A night view of Lujiazui in Pudong of east China's Shanghai, January 14, 2021. /Xinhua

A night view of Lujiazui in Pudong of east China's Shanghai, January 14, 2021. /Xinhua

China is not affected by the noise and maneuvers of her enemies. What's going on now, the stupid "new Cold War," is nothing. For her first 20 years, from 1949 to 1971, China was basically blockaded and isolated economically and politically by the West. It didn't have a seat in the UN General Assembly. And it was dirt-poor in those days, barely a speck of the global economy – not even able to prevent famine. And it still didn't submit to pressure or take any orders from foreign countries. Why on earth would it do that now?

Some countries seem quite "warm-hearted" on "leading" others. As Jimmy Carter pointed out, the U.S. has enjoyed only 16 years of peace in its more than 240-year history. Besides the four large wars in Korea, Vietnam, Iraq and Afghanistan, the U.S. has also invaded Lebanon, Dominican Republic, Grenada, Panama, Somalia, Bosnia, Haiti, Kosovo, Libya, Uganda and Syria.

Aren't you at least curious to see what a world might look like without the leading actions of any warlike nation in the future?

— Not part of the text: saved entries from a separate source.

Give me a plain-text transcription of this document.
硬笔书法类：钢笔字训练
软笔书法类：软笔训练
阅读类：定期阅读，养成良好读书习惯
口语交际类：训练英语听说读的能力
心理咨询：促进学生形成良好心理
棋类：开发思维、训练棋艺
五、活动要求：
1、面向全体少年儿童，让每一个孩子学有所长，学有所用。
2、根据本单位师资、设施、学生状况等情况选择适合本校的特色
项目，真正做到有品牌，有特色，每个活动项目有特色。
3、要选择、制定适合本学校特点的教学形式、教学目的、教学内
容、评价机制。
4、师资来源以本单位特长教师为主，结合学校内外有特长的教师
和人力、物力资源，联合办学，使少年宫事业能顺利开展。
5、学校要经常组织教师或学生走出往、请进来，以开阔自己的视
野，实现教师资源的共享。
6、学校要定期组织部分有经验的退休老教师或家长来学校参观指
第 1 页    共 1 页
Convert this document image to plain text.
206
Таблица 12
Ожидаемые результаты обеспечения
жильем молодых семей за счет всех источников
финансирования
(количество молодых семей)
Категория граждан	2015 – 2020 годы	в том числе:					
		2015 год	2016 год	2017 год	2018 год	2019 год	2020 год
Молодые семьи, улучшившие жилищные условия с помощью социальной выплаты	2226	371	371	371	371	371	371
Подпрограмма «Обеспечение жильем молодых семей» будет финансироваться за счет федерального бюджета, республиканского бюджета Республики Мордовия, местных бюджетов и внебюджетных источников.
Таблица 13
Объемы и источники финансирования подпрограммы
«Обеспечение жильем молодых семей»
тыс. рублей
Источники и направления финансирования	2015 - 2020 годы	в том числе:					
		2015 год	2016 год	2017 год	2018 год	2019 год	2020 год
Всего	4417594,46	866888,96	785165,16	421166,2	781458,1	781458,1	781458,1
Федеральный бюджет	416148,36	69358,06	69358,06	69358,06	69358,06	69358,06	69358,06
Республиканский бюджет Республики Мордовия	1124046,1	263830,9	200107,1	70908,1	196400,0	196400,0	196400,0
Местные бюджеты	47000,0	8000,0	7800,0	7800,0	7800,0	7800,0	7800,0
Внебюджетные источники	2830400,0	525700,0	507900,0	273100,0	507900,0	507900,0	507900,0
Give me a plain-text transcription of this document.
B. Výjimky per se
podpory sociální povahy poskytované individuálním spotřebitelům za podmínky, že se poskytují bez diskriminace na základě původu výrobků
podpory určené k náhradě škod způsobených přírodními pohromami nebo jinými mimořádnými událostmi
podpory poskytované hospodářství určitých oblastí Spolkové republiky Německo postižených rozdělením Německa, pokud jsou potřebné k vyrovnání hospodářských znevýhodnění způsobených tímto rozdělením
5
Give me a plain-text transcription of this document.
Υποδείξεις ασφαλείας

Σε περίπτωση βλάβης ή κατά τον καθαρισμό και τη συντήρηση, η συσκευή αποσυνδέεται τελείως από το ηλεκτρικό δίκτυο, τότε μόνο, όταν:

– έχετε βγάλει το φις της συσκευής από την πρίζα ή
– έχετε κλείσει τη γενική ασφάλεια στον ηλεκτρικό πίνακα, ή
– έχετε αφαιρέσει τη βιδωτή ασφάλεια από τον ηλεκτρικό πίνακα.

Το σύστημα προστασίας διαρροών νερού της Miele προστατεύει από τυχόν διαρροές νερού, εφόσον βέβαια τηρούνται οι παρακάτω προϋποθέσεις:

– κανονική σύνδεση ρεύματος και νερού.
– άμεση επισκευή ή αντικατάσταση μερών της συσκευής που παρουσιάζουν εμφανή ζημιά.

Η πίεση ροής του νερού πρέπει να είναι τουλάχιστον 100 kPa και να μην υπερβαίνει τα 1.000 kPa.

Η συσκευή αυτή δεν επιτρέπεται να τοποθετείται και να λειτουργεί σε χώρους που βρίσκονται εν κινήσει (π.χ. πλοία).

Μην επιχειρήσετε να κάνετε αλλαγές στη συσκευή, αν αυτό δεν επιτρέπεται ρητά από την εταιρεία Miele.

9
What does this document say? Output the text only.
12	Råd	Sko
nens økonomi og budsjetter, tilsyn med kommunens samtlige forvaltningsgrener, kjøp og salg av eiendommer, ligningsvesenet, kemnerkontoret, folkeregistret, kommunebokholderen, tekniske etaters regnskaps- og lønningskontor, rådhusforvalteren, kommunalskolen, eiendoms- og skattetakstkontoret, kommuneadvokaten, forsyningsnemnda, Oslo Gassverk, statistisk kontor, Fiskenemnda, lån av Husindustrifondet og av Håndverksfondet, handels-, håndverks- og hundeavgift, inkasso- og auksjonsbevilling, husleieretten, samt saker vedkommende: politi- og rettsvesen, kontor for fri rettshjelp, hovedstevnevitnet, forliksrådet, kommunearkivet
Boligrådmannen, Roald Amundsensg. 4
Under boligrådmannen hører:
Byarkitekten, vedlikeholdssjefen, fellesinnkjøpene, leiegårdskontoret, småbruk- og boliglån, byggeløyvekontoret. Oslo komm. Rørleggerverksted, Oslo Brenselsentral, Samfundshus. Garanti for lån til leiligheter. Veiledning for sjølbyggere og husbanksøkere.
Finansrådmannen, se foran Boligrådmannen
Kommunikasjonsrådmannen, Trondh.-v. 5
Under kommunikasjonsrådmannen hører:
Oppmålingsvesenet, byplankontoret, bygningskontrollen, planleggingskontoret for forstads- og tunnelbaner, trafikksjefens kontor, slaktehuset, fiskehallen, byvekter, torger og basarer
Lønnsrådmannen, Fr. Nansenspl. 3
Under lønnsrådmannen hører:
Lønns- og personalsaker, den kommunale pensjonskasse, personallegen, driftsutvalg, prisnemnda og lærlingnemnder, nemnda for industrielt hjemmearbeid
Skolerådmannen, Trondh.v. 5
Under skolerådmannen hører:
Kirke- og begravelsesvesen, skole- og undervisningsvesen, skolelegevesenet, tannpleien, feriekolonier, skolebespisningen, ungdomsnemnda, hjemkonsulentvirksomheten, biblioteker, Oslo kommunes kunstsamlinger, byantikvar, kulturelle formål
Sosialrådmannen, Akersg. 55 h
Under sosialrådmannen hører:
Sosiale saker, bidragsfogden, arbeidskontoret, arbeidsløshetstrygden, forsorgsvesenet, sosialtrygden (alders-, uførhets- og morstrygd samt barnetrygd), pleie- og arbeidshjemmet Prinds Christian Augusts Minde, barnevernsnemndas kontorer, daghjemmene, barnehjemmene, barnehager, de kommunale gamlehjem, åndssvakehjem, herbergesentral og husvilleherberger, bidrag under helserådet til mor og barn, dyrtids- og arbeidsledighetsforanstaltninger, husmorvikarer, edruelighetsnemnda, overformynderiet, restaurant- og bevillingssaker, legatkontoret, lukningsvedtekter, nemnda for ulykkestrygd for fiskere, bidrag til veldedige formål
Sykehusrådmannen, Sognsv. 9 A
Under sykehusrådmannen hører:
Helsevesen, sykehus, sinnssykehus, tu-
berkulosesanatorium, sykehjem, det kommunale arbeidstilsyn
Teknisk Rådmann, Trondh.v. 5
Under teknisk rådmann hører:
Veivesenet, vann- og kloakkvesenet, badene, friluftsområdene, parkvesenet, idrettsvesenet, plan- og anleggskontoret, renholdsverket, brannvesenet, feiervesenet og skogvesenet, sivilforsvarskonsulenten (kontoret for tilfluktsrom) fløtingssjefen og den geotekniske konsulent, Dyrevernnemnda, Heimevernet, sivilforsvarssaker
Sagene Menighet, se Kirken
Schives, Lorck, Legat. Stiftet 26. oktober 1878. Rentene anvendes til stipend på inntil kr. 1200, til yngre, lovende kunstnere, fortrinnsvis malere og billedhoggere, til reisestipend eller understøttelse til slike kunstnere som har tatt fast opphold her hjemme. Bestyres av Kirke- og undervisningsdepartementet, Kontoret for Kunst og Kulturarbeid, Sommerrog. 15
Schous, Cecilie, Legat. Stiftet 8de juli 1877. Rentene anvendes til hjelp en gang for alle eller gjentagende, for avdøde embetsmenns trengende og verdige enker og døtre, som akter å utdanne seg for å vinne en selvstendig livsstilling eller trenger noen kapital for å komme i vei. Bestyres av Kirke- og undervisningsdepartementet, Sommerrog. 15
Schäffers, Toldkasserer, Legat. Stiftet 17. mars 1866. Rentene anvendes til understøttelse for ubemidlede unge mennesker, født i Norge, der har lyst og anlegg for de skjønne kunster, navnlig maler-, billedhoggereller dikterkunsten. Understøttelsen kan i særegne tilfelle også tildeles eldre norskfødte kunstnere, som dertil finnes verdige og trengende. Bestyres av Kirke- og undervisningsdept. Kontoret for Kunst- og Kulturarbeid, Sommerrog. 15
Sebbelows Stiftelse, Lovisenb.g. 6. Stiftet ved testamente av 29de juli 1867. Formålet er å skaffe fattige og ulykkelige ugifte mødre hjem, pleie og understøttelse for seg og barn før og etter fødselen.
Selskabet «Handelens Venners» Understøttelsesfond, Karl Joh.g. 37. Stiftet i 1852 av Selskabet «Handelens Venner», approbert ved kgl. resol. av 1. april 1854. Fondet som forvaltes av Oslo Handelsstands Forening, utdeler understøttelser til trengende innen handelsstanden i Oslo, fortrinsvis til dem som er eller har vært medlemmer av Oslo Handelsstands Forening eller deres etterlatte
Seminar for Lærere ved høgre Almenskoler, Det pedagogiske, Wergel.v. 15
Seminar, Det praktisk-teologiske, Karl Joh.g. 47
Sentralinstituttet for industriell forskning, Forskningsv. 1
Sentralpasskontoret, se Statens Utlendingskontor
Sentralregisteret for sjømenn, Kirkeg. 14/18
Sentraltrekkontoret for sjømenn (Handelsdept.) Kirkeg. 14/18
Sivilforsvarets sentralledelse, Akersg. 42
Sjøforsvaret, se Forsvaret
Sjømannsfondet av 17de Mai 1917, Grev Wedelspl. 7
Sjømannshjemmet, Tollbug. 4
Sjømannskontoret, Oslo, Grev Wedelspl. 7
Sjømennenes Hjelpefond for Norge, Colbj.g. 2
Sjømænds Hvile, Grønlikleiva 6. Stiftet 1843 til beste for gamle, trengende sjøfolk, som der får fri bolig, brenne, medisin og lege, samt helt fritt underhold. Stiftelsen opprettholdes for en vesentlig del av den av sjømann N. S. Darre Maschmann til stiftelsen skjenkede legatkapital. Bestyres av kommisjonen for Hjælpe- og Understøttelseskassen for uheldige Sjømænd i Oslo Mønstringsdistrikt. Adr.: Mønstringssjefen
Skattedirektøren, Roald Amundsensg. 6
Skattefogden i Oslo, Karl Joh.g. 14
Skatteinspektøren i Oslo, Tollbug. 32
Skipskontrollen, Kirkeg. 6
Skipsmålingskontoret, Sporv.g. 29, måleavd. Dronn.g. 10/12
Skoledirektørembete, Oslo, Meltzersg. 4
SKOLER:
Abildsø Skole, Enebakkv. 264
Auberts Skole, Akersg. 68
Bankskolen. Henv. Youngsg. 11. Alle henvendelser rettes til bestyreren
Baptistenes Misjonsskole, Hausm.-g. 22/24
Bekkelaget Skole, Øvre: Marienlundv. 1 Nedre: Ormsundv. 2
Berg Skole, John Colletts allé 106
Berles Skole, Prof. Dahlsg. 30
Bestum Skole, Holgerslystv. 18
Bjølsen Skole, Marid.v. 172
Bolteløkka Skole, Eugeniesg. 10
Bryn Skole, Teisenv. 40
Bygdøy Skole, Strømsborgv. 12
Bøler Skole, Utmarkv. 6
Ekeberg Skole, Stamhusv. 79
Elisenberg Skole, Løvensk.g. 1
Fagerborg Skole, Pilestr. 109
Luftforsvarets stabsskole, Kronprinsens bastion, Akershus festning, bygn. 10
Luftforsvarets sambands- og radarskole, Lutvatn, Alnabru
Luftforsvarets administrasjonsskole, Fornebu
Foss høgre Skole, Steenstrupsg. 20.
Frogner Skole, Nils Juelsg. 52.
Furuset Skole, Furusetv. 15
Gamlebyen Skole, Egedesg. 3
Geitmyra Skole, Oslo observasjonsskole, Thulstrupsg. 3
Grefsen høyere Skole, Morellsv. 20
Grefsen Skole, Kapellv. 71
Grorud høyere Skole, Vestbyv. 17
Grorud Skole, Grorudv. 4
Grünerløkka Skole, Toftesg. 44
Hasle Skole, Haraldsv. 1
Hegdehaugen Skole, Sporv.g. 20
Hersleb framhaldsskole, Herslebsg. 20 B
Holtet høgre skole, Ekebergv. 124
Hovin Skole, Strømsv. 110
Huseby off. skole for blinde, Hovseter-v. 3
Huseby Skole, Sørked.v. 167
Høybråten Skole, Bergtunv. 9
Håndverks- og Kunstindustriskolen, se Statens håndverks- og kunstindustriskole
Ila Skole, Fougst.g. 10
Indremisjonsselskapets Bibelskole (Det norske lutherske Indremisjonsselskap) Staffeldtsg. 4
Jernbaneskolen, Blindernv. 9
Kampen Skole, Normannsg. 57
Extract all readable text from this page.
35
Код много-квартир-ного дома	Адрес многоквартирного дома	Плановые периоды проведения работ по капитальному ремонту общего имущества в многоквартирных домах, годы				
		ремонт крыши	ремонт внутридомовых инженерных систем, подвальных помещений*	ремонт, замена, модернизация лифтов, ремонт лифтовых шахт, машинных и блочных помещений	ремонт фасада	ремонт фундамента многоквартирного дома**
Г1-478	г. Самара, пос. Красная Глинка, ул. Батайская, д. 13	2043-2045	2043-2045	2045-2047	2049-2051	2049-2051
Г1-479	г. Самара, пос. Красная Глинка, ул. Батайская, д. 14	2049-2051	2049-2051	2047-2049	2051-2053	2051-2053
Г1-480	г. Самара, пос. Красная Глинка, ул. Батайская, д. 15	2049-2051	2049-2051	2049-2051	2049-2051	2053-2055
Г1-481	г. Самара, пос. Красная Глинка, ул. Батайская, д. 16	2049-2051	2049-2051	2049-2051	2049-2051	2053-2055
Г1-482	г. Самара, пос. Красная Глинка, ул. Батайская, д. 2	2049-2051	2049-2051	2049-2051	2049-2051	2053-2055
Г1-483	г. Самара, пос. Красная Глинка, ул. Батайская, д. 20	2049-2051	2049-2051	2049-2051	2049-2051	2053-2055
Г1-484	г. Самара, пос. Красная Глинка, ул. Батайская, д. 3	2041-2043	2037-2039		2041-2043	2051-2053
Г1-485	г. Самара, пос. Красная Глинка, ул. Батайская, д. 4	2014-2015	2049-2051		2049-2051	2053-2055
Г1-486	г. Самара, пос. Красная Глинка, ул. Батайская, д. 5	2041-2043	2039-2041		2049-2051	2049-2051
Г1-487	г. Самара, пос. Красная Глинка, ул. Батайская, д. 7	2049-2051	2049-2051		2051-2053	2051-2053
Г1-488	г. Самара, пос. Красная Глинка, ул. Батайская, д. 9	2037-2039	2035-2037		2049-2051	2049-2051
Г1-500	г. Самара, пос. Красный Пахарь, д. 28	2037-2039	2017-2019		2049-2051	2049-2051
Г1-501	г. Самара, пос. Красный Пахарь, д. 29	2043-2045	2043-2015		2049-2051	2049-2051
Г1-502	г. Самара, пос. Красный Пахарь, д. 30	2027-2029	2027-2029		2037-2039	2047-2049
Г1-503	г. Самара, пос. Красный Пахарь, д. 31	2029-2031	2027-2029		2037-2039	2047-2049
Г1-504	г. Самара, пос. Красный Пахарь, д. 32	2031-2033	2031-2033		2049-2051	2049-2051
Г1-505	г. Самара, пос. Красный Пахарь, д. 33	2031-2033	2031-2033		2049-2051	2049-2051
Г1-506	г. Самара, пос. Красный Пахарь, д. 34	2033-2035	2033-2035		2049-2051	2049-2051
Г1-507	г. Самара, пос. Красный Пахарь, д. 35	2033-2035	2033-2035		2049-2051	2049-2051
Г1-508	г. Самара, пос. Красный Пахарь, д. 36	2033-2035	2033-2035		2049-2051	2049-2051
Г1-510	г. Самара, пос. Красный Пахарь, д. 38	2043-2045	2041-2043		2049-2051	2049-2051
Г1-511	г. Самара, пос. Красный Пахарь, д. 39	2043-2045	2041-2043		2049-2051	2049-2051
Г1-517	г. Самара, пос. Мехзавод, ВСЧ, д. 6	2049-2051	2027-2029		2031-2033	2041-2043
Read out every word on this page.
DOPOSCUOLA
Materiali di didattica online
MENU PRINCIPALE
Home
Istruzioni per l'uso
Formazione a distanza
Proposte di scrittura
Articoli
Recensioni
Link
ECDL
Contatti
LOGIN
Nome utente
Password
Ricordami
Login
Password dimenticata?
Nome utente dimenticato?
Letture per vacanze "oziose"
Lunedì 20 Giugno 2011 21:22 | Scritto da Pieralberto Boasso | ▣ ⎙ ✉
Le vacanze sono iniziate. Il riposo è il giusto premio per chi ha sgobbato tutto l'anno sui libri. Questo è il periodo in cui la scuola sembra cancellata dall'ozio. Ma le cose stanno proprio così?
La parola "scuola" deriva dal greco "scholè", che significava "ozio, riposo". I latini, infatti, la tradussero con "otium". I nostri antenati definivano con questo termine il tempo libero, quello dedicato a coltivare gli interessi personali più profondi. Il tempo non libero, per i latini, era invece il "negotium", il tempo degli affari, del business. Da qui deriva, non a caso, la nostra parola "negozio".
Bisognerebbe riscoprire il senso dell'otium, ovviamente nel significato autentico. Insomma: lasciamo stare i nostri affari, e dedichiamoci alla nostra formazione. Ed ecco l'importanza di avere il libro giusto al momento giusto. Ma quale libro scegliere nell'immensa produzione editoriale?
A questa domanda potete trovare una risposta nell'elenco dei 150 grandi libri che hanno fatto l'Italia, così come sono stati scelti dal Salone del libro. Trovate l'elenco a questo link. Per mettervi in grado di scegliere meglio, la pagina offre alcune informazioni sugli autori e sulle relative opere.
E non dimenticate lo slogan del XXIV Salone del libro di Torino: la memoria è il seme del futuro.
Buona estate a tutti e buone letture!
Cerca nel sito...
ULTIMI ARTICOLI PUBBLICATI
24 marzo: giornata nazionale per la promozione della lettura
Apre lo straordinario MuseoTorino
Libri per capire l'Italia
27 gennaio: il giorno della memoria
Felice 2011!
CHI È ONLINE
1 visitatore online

Imagine a world where the U.S. and Australia are no more important than Uzbekistan or Paraguay. A world where the International Court of Justice might be headquartered in Kuala Lumpur, the World Bank in New Delhi, the United Nations in Jakarta, the International Monetary Fund in Cairo. A world liberated from the U.S. banking system and the dollar as its reserve currency so that Washington can no longer tell 200 other countries who they can and can't trade with. A world where no country can escape from war crimes and no one has to escape from their hometown.

I see China as hope. Hope that a colonized, brutalized and humiliated country can rise above its past – refuse to be weak any longer – rebuild itself from nothing with iron resolve and become too strong to be overrun by the West aggressors again. I hope that a non-Western country can find its own solutions to its problems, proving that relying on the "leading" and interference from the West is unnecessary and sometimes even stupid.